Qualora la potenza del motore termico risulti uguale o inferiore a -50kW, il flusso è congelato a un massimo di 380 MJ/h. Mentre sopra questa soglia vige una legge: EF (MJ/h) = 9.78 x potenza motore (kW) + 869. Ogni milligrammo di combustibile sarà monitorato dal flussometro e convertito in dati energetici dalla centralina SECU, secondo i parametri di densità energetica e potere calorifico inferiore (LHV).
L’egemonia elettrica e la strategia Override
Se il motore termico è imbrigliato, la componente ibrida viene liberata. L’articolo C5.2.7 sancisce la nuova potenza di fuoco dell’MGU-K (ERS-K, il sistema di recupero cinetico), innalzando il tetto della potenza DC a 350kW. Tuttavia, la potenza non sarà un valore costante, bensì una variabile dipendente dalla velocità, introdotta per evitare velocità di punta parossistiche e creare un differenziale strategico tra attaccante e difensore.
In modalità standard, la curva di potenza subisce un sorte di “decalage” inesorabile: fino a 340 km/h la potenza è definita da P(kW) = 1800 – 5 * velocità (kph); tra i 340 km/h e i 345 km/h arriva il così detto crollo è verticale, seguendo la formula P(kW) = 6900 – 20 * velocità (kph), fino ad azzerarsi totalmente al raggiungimento dei 345 km/h. Ed è proprio in questo momento che entra in gioco una precisa modalità per la F1 2026.

Lo con il genio tattico dell’Override Mode (Art. C5.2.7.ii): il pilota che attiva questa modalità gode di un’estensione del supporto elettrico, con un taglio di potenza che inizia ben più tardi, secondo l’equazione P(kW) = 7100 – 20 * velocità (kph) sotto i 355 km/h, azzerandosi solo al raggiungimento dei 355 km/h. Quei 10 km/h di differenza nel taglio di potenza, di fatto, rappresentano il nuovo terreno di caccia per i sorpassi.
F1 2026, MGU-K: ‘economia dell’accumulo: vincoli di harvesting e ricarica
Per tutte le ragioni sopracitate in merito al funzionamento delle nuove power unit di ultima generazione, la gestione dell’energy store (ES) diviene un esercizio di bilancio quasi ragionieristico. L’articolo C5.2.9 fissa a 8.5 MJ il limite massimo di energia recuperabile (harvested) per ogni singola tornata.

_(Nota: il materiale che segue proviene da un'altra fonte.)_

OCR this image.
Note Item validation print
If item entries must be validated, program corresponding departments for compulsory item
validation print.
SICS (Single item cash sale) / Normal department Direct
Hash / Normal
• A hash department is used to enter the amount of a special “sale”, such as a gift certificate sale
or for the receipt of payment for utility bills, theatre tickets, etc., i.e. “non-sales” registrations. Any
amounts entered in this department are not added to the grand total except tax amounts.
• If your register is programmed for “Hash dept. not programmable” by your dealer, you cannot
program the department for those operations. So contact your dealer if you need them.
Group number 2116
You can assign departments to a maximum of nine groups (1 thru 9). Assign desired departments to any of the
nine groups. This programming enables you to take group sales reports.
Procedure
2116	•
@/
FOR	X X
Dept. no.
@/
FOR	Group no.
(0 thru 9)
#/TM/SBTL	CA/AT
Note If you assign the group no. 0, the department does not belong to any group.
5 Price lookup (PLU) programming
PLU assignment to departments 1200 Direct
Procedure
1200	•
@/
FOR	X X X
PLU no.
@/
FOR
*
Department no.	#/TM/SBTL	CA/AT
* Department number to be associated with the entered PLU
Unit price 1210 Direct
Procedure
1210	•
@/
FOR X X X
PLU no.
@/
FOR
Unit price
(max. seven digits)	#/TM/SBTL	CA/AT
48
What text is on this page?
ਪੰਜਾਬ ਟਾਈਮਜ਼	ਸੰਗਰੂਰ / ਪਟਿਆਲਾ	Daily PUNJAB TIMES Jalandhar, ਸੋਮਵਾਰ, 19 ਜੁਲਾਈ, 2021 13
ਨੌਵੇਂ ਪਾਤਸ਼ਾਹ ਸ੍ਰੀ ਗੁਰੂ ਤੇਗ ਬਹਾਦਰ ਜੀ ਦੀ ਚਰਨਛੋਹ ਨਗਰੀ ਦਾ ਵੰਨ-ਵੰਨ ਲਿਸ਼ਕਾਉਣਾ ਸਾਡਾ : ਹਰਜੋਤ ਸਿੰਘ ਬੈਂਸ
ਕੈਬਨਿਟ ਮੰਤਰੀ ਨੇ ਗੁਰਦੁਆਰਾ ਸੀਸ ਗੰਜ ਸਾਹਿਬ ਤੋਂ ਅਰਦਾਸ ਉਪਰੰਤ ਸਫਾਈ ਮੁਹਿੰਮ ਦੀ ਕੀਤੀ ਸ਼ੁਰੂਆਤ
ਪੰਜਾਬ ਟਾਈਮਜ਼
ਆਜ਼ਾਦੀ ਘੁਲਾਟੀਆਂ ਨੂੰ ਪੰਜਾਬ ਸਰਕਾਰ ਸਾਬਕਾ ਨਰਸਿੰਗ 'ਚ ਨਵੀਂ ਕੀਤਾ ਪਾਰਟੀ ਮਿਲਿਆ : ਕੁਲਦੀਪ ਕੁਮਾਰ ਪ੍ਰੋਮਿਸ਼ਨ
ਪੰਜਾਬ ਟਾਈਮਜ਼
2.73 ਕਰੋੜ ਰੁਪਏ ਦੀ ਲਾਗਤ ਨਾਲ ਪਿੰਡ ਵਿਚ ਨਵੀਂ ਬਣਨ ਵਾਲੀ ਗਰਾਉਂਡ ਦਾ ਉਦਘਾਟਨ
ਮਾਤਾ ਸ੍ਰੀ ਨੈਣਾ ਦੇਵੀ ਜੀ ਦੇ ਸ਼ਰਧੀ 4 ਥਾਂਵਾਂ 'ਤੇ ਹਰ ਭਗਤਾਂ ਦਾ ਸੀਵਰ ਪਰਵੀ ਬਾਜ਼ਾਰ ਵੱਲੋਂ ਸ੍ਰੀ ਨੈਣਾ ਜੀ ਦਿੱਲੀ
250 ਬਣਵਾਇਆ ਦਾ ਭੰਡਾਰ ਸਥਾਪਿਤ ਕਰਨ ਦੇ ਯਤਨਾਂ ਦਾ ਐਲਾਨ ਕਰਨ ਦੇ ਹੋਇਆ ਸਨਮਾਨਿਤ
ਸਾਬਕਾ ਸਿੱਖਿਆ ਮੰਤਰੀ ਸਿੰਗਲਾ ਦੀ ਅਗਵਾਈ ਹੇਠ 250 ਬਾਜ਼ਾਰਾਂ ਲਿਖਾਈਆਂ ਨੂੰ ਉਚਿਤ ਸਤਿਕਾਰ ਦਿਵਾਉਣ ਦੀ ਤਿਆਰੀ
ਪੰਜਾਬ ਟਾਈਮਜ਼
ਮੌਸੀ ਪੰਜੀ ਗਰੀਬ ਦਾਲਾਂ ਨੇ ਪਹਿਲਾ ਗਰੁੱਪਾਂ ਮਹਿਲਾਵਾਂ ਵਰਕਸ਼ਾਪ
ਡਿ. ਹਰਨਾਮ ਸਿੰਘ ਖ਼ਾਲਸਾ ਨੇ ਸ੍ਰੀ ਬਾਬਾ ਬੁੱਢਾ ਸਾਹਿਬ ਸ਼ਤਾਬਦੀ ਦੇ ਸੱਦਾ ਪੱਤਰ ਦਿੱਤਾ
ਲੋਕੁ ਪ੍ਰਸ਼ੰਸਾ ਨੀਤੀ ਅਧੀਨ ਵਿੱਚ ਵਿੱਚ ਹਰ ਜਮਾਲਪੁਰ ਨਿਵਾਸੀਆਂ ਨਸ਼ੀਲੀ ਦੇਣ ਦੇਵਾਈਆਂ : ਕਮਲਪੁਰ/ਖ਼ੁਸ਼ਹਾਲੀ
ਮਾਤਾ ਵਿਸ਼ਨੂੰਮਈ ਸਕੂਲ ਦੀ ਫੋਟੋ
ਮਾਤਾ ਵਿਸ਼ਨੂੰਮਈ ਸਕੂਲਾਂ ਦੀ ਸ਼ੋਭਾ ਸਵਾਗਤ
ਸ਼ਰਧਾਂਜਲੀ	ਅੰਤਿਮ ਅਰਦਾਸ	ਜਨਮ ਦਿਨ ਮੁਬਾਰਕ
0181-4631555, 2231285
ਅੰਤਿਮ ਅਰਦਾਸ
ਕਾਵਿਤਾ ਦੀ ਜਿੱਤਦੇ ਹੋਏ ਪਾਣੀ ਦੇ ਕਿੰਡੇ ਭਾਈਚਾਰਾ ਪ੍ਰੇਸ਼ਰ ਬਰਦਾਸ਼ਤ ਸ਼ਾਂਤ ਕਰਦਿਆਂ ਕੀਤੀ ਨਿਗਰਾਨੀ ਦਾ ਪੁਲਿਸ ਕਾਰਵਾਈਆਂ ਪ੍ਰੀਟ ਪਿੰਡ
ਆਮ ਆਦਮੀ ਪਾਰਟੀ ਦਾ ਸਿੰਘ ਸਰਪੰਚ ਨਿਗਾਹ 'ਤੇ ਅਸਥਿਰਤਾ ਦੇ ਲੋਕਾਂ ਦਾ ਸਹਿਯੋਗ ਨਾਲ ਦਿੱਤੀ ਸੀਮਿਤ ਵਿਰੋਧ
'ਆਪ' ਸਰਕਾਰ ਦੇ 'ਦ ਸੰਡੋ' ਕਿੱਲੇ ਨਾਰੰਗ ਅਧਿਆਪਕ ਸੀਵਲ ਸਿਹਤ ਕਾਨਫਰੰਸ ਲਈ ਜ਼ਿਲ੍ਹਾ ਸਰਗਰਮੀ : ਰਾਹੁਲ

Tale valore, tuttavia, non è monolitico: la FIA si riserva la facoltà discrezionale di ridurlo a 8 MJ su specifici circuiti.
O, addirittura, di comprimerlo fino a una soglia minima di 5 MJ durante le sessioni di qualifica e qualifica sprint, qualora le strategie di ricarica fossero giudicate eccessive (Art. C5.2.9.ii). Il delta di carica è altrettanto sorvegliato: l’articolo C5.2.8 impone che la differenza tra lo stato di carica massimo e minimo della batteria non possa mai eccedere i 4 MJ mentre la vettura è in pista.

È inoltre concesso un “bonus” di recupero di 0.5 MJ addizionali per giro (C5.2.9.iii), ma soggetto a stringenti condizioni. Anche la sosta ai box è normata con rigore: l’articolo C5.2.13 vieta di incrementare l’energia immagazzinata nell’ES di oltre 100kJ mentre la vettura è stazionaria nel garage durante le qualifiche, impedendo di fatto la “pre-carica” artificiale tramite dispositivi esterni.
F1 2026: la FIA insegue il ritorno alla purezza meccanica nella fasi di partenza
Infine, il regolamento impone un ritorno a un’architettura meccanica più essenziale. L’articolo C5.3.1 decreta la fine delle sperimentazioni sul turbocompressore: esso dovrà essere un’unità a singolo stadio, con compressore e turbina vincolati a un asse comune e un singolo ingresso, vietando geometrie variabili o sistemi complessi di estrazione energetica dai gas (addio MGU-H).
Un ultimo dettaglio cambierà la fisiologia delle partenze: l’articolo C5.2.12 stabilisce che, durante una partenza da fermo, il possente MGU-K (limitato a 500Nm di coppia dall’Art. C5.2.11) potrà erogare potenza solo una volta che la vettura avrà raggiunto i 50 km/h. I primi metri di gara saranno dunque affidati esclusivamente alla trazione del motore termico e alla sensibilità del pilota sulla frizione.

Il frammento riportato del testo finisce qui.